A Carthusian, when he takes his final vows, dies to the
world. All religious do this to some extant, but the Carthusian goes further.
If one of them publishes a book -- and some do, to the great joy of many of us
– it is not signed ‘Joseph Winnicott’ or even ‘Brother James’, but ‘a
Carthusian’. I do not know if they still maintain the tradition of having the
bottom plank of their bed become the base of their coffin when they die, but
there is no reason why it shouldn’t be so, and it fits perfectly into the
Carthusian life.
At the same time, they seem a remarkably cheerful lot.
Within the monastery, each has a little house, with a main floor where he eats,
sleeps, and prays; and a basement where he stocks and prepares wood for his wood-stove
and stocks other needments.

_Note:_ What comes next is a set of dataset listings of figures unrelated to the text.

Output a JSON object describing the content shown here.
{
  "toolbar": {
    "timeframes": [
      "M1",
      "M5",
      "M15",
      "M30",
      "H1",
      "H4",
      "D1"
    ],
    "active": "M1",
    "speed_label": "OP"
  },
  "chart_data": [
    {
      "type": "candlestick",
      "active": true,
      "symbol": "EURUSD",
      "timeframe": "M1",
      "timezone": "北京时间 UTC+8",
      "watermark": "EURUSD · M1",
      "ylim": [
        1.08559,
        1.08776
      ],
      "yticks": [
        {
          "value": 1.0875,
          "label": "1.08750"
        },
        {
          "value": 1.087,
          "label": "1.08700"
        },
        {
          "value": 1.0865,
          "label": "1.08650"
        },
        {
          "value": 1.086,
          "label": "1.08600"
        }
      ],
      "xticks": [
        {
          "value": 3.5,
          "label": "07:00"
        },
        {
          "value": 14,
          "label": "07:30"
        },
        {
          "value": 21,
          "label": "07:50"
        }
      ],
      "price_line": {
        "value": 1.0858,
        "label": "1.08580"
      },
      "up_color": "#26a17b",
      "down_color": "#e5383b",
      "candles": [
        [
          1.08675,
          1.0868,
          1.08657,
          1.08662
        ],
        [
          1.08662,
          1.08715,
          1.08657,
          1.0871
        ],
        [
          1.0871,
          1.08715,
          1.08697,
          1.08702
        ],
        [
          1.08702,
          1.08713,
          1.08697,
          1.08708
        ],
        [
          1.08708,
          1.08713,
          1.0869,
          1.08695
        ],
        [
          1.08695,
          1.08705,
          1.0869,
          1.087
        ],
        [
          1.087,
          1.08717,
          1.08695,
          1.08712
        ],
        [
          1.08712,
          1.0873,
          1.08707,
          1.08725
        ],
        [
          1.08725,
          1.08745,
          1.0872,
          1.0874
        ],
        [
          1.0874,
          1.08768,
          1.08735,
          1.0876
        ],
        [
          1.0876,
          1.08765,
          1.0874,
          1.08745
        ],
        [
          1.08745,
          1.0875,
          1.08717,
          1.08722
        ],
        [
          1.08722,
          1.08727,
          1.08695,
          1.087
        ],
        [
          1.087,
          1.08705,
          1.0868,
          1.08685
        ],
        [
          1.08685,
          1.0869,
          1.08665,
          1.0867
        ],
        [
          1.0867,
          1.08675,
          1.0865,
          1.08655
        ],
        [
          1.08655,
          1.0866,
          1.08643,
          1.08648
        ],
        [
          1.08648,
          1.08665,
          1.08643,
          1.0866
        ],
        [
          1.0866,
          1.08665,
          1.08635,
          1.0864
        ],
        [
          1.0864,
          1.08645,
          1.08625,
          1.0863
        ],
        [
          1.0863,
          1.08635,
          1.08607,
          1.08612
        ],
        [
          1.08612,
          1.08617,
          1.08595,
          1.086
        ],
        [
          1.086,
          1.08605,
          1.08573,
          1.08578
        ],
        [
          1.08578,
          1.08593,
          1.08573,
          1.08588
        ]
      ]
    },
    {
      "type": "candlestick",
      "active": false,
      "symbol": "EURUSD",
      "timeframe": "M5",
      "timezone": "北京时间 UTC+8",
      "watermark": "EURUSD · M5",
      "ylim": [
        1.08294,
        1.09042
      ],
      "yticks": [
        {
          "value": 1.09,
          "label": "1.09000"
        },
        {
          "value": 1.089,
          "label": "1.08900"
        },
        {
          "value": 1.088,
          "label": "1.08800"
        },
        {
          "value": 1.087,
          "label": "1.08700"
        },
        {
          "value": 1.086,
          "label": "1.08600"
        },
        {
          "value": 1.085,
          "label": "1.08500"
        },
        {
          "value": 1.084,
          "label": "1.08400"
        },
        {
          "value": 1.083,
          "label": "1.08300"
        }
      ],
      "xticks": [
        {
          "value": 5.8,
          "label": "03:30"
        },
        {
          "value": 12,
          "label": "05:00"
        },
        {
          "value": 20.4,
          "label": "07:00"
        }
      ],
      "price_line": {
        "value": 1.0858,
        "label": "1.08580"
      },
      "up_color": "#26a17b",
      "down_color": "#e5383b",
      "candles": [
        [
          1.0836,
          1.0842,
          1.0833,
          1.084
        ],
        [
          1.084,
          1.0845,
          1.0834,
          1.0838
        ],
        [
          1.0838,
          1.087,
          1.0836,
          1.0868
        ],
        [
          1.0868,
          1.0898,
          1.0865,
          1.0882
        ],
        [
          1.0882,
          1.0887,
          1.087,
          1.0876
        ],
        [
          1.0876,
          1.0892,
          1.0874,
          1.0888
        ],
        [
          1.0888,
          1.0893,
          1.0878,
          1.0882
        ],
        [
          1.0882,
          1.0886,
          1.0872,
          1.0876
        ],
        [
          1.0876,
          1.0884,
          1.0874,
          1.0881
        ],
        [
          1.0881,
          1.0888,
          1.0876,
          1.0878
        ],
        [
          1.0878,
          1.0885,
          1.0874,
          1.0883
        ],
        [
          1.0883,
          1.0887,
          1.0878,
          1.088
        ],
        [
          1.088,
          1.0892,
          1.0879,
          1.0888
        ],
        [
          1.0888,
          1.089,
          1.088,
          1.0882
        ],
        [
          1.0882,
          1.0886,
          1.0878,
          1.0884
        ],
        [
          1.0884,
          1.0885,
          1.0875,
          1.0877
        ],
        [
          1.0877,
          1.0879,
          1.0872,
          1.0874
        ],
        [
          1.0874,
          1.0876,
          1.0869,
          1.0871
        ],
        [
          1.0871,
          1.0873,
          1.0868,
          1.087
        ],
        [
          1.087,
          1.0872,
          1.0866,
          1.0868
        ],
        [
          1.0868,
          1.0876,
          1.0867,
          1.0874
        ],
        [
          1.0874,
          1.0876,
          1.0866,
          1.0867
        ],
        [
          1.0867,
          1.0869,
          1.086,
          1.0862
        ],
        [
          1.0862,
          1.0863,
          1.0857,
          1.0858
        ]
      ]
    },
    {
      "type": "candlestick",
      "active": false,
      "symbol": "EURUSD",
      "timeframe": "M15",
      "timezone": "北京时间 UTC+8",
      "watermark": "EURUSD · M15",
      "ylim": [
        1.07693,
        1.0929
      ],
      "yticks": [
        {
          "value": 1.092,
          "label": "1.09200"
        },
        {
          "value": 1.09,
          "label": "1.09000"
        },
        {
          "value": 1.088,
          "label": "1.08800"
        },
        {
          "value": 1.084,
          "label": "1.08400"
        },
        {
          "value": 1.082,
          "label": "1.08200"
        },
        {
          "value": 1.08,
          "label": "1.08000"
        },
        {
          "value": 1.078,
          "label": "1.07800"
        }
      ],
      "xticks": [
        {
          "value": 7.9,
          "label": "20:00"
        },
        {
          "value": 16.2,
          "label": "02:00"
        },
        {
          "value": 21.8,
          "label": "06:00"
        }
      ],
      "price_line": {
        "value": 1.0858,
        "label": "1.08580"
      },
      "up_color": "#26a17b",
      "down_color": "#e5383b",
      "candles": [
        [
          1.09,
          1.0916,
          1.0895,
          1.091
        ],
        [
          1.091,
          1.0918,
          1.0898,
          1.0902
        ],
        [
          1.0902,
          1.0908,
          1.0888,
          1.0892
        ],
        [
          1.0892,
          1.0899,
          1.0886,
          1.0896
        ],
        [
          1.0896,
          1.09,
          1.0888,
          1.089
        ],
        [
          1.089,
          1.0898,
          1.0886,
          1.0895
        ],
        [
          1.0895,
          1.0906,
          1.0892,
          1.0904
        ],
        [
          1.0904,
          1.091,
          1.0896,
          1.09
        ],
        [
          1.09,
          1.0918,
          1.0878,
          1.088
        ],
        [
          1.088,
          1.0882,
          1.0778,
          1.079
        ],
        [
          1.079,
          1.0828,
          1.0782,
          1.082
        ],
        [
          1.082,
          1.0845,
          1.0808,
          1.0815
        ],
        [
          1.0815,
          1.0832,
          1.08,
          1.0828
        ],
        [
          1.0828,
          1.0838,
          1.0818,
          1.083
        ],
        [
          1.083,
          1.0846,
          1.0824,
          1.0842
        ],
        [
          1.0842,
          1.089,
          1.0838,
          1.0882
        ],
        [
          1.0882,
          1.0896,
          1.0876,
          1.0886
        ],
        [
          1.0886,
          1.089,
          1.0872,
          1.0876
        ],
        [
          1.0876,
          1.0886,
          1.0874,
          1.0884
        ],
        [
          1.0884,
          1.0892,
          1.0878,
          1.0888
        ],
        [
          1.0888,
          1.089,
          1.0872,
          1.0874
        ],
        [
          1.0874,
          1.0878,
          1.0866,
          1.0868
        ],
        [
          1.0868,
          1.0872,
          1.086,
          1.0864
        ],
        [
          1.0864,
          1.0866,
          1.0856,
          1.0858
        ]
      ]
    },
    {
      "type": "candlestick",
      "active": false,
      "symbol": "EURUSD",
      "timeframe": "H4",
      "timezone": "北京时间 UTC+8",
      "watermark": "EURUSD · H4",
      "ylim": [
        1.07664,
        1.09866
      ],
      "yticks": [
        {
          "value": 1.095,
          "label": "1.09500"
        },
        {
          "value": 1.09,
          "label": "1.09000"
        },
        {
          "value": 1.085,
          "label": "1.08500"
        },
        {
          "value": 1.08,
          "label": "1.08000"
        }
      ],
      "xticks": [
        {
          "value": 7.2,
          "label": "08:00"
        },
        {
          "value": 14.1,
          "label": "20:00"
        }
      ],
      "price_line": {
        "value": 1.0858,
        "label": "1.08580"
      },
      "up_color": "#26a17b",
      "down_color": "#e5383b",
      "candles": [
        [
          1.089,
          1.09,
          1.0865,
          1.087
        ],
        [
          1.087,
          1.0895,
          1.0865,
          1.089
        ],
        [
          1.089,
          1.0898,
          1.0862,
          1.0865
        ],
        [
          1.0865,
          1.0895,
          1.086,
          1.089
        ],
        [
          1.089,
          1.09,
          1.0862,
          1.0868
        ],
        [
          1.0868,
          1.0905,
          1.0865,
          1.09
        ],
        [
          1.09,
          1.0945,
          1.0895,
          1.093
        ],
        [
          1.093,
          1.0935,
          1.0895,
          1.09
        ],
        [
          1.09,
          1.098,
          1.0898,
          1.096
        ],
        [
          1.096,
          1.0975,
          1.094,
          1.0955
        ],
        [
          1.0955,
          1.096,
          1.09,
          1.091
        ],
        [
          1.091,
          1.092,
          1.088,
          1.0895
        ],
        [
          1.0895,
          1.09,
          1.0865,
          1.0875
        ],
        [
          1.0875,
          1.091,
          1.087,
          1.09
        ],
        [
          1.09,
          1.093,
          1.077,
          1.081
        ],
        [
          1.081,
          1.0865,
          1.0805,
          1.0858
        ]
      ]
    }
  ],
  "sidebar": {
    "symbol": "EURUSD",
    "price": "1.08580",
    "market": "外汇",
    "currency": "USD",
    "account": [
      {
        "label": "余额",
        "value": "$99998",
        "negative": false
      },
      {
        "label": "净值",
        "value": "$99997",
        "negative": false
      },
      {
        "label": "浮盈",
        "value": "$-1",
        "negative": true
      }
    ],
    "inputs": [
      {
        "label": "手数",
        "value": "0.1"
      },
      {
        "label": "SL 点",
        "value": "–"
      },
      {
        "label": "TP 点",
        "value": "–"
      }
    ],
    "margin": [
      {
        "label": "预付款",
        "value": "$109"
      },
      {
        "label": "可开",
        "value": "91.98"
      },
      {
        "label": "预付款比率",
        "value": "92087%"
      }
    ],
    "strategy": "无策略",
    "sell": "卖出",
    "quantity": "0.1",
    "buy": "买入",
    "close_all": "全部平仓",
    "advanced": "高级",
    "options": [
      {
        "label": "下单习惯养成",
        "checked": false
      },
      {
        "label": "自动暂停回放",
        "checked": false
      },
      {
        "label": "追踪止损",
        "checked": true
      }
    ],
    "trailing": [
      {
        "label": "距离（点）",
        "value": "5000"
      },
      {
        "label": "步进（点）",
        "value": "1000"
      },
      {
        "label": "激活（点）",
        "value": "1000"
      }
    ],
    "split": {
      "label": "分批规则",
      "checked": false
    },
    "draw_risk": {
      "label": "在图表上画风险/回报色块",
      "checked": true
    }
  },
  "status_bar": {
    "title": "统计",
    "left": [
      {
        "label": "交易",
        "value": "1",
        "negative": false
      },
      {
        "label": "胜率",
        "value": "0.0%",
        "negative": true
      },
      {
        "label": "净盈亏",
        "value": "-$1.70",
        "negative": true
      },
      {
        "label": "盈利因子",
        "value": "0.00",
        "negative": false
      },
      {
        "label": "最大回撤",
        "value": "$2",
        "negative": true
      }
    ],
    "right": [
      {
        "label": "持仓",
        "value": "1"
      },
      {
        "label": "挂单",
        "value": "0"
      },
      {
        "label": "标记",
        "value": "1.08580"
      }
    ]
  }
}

Often it also has a postage-stamp garden. The monks
meet for services and certain meals, and once a week go for a walk of several
hours in the countryside.
In 1984, German director Philipp Gröning proposed to the
Carthusians of the Grande Chartreuse that he make a film about them. They
thought about it, then answered that they weren’t ready for that. ‘Come back in
15 years,’ they said. So, fifteen years later, he came back, and this time they
said Yes. But no crew, no intrusive equipment: just Gröning with a handheld
camera. So he lived there for six months in 2002 and 2003, filming quietly with
no artificial lighting, then spent two years editing the film. The result, Into Great Silence, is stupendous and
wholly surprising. No music, no tricks, just a record of the daily lives of
these quiet, good-humoured absolutists.
In celebrating St Bruno, let us celebrate also the ones who
follow his lead a thousand years later, and who still go all the way, into
great silence, to inspire us and pray for us.